Activists Team Up on New Orleans Mission
Activists from the Jewish and African American communities joined forces June 15 in a four-day mission to New Orleans with the aim of taking a new look on issues of race, poverty and change in America. Organizers with the Jewish Council for Public Affairs paired lo-cal leaders from both communities in four cities to lend help to Gulf Coast residents and to build a framework for future efforts against poverty.
On June 17, mission participants helped rebuild two homes hit by Hurricane Katrina in 2005. The visiting community activists cleaned up an attic that had not been treated since the storm hit. They also painted a house damaged by Katrina.
Celeste Carey, an African American activist from Portland, Ore., who works in the city’s neighborhood-involvement department, added that the mission taught her to “forge new avenues of collaboration” in order to help communities and individuals in need.
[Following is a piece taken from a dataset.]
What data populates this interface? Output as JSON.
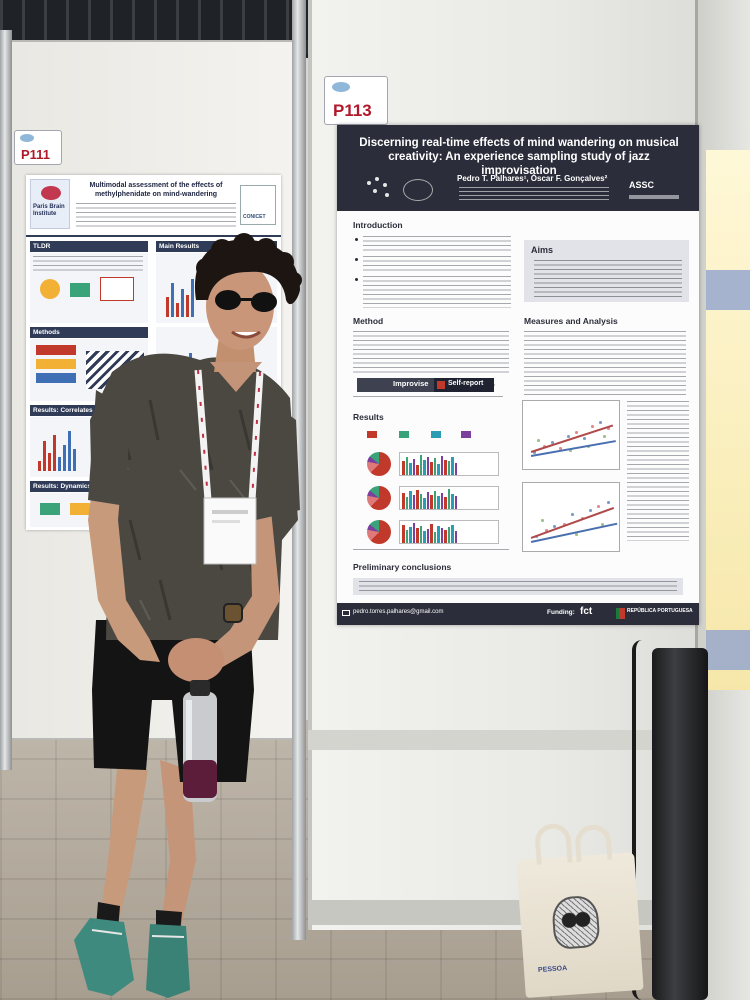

Mission participant Hadar Susskind, director of the JCPA’s Washington office, said that special emphasis was put on ensuring that Jew-ish and African American participants continue their cooperation on issues of poverty after they return to their communities.
“This was not a sightseeing tour,” he said. “We want to use this as a lens to examine problems of poverty all over.”
A similar message was delivered June 12 on Capitol Hill by the JCPA’s executive director, Rabbi Steve Gutow, who presented his views on faith and poverty to two congressional panels dealing with the issue of hunger.
“I believe our faith does not permit us not to deal with this problem,” Gutow said. “The main focus of faith is to take care of people, and this message sometimes gets lost.”